How To Protect Yourself Against Electrostatic Shock by Arenro
Static Electricity is all around us all of the time, most of the time it goes un-noticed, but if you have ever
received a shock from a car door, a shopping trolley or a door handle, you are reminded that static
charges exist and can be really painful.
Have you ever wondered what causes these shocks?
In simple terms all static shocks or Electrostatic Discharges (ESD) are a result of a build up of static
charge caused by friction.
When two surface move against each other, electrons are rubbed off one surface and accumulate on the other,
causing a voltage difference to build up between the two.
The actual voltages accumulated depend on the materials, how well they conduct electricity
and the length of time they remain in contact.
If the contact occurs for long enough the accumulated voltage may reach a point where it is powerful enough to
jump very quickly to any other surface holding a different level of static charge.
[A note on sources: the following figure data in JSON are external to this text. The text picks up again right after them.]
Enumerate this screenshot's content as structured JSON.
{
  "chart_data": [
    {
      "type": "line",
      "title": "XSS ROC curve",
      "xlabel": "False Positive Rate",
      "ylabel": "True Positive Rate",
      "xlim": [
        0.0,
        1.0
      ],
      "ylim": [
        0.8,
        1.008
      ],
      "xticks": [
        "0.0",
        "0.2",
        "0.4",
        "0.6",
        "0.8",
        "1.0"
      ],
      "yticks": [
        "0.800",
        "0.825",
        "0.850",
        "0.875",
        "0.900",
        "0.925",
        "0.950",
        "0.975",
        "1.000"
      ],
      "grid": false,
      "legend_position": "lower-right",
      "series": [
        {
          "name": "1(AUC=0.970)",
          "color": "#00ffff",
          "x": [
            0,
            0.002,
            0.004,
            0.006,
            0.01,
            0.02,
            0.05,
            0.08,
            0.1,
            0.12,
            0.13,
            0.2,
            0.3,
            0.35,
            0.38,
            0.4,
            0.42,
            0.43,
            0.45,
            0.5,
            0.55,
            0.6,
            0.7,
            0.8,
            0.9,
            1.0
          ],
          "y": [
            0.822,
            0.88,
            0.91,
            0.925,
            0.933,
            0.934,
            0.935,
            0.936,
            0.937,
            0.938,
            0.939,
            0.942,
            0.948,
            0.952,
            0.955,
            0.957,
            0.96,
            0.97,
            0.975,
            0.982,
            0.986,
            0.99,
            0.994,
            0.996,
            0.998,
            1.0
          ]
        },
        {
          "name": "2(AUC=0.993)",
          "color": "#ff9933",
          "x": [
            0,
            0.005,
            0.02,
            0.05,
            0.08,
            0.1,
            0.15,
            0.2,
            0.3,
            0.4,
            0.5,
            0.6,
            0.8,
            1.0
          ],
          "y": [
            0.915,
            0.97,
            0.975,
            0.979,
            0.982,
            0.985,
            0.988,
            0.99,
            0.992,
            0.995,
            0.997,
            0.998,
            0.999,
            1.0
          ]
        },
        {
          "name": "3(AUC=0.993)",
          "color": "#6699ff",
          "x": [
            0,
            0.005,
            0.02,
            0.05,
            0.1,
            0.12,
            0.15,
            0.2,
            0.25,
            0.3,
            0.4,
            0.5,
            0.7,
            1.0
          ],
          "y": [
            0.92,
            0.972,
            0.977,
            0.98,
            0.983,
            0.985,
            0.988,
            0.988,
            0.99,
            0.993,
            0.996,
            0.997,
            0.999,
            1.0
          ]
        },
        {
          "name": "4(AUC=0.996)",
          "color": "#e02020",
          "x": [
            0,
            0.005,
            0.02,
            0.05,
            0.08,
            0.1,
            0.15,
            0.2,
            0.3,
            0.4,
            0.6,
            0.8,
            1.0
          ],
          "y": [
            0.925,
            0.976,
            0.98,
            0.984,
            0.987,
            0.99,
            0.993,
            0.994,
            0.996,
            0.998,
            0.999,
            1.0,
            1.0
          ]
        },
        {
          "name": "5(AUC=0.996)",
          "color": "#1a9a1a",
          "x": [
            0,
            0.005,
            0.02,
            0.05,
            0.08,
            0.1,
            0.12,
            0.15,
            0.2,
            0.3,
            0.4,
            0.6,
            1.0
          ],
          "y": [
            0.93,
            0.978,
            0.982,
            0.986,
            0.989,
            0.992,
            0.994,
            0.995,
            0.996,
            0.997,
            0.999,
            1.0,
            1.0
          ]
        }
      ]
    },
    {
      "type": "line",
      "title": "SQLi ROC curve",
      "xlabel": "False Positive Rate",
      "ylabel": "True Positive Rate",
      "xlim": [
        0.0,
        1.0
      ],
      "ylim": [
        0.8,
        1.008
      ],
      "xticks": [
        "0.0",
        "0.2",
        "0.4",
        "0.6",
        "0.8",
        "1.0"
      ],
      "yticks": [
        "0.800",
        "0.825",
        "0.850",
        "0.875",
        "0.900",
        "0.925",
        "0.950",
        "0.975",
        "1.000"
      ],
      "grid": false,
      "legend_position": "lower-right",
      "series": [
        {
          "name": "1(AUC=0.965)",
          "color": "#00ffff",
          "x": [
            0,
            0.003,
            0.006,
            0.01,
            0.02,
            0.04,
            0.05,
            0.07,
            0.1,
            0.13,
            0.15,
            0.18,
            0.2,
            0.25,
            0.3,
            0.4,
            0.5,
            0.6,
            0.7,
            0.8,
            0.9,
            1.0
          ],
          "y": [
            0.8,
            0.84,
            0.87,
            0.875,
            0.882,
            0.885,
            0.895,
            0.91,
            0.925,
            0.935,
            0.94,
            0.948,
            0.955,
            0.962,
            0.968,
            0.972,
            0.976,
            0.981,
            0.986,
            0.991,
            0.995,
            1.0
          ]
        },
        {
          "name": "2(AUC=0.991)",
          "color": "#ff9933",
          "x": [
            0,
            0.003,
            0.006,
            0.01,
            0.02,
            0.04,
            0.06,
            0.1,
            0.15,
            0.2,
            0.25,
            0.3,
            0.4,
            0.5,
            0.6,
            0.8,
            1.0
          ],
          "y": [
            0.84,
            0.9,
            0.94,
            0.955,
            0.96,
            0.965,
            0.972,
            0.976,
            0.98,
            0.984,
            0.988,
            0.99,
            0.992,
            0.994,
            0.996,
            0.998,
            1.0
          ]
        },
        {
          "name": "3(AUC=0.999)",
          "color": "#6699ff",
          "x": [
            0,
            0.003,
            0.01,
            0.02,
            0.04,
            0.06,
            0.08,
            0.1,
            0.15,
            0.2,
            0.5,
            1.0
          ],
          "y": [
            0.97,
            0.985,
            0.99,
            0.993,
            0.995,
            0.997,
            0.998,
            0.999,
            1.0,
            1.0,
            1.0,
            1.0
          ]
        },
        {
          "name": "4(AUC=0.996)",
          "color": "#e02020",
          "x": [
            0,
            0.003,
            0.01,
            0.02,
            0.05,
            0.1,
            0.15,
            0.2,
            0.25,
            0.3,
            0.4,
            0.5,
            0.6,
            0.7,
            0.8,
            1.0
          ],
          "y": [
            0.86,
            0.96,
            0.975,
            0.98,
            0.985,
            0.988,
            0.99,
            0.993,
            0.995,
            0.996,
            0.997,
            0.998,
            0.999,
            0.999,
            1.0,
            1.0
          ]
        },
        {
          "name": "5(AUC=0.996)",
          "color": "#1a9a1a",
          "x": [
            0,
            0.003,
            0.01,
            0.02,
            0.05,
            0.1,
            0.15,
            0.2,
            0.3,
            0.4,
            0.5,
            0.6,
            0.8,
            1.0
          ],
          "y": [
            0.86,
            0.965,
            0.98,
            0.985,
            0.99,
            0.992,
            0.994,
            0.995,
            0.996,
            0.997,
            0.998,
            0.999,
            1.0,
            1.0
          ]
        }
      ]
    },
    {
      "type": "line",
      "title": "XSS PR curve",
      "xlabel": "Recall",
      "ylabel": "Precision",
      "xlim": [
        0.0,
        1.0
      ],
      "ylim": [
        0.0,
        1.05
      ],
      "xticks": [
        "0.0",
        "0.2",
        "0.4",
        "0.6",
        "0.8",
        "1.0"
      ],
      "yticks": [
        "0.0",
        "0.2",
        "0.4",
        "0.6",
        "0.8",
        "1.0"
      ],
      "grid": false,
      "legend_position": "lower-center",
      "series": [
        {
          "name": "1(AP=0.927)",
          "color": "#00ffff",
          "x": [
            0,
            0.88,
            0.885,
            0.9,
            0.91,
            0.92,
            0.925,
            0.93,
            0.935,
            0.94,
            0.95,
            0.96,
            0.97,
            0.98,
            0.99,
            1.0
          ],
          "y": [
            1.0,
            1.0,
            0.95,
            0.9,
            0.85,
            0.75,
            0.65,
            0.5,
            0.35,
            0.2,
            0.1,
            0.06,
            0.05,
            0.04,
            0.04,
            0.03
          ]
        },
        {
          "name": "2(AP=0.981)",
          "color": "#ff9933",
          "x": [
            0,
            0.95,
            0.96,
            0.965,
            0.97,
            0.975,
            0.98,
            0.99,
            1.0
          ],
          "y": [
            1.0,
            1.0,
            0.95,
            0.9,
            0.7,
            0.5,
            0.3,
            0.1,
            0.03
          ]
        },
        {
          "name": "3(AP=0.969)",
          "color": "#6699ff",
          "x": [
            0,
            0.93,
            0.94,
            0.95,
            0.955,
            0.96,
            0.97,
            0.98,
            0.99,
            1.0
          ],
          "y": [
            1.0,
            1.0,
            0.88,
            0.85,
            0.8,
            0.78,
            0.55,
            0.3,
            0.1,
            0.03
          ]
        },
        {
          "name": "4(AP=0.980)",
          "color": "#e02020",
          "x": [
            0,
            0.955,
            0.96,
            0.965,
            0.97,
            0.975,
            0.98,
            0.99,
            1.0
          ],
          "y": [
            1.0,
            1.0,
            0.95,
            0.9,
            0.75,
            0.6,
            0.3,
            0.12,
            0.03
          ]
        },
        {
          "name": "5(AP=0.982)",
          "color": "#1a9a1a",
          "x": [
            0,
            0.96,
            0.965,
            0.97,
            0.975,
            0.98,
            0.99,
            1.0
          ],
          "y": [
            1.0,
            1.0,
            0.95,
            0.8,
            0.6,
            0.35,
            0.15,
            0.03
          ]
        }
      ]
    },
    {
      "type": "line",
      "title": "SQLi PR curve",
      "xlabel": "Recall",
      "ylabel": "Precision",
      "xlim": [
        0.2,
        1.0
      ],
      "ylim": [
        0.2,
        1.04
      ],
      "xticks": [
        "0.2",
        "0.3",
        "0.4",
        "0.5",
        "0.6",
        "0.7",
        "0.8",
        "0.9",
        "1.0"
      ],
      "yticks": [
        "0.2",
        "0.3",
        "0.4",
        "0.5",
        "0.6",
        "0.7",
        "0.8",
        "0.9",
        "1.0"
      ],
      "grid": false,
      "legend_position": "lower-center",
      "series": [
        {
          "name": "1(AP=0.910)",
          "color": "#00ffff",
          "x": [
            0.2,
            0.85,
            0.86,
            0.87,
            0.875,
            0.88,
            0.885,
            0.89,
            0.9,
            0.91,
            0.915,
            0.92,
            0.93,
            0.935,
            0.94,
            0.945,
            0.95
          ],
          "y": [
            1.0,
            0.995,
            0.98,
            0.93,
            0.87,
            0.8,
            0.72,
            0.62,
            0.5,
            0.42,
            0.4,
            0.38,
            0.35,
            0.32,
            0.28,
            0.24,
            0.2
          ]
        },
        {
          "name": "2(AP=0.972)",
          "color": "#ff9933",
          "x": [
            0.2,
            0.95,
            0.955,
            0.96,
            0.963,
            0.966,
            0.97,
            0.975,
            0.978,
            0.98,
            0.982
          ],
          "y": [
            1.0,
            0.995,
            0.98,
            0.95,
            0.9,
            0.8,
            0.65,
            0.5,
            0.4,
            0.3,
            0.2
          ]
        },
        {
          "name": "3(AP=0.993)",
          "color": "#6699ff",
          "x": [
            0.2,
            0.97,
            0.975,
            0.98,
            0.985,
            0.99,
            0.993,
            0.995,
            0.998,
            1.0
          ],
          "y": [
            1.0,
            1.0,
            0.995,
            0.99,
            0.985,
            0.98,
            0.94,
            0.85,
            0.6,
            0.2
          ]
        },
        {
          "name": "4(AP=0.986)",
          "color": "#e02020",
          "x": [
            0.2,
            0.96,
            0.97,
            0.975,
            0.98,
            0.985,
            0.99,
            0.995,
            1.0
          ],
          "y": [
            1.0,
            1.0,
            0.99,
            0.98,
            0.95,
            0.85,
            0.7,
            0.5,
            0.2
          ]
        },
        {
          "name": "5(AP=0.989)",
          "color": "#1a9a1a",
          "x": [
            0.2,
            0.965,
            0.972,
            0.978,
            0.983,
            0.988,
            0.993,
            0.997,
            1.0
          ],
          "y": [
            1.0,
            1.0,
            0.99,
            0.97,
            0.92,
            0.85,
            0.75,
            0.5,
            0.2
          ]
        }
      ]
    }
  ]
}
This jump or discharge causes
the feeling of pain when your skin is one of the surfaces.
Ways to protect yourself.
0 to 2,500 - wearing clothes, not normally noticable;
3 to 10,000 - movement against clothing when walking;
10 to 20,000 - rubbing hands along a chair arm;
15 to 45,000 - sitting on a nylon car seat cover;
35,000 and up - walking across a carpeted room.
- 'Touch me first' device such as the Zap Absorber.
Works by painlessly removing static charge when the device is touched.
Clever location of the device can make its use automatic, mounted on a car handbrake lever for instance,
static charge is removed before touching the car door.
Variations are available for car, home, office and personal protection.
- Earth strap device. Works by creating an electrical connection between the wearer and the object
they need to touch. Mainly used in industry to protect electronic components from statically charged workers.
Once attached to the worker these provide complete protection from static shocks, although shocks can be
experienced when attaching the device. Practicallity is limited
by the length of the wire and the need to attach and remove the strap when moving around.
Variations are available for wrist, ankle, etc.
- Heel strap. Works by creating an electrical connection between the user and the floor. Use is limited
to electrically conductive flooring surfaces. Floors may need to be painted with antistatic paint or carpets
treated regularly with antistatic sprays. Charged objects not connected to the same flooring could result in a shock
for the user.
- Ionic device. Works by creating a stream of charged ions that can cancel out the static charge built up on
a body. Effective for small areas, but relatively expensive to buy and run.
- Increase humidity. Moist air helps to dissipate static electricity. Water sprays or water containers around
a room can help. Not really practical in a car.
- Remove clothing. Clothing and footwear are a major cause of static build-up. Not wearing clothes could help but
is not really practical for the majority of the population.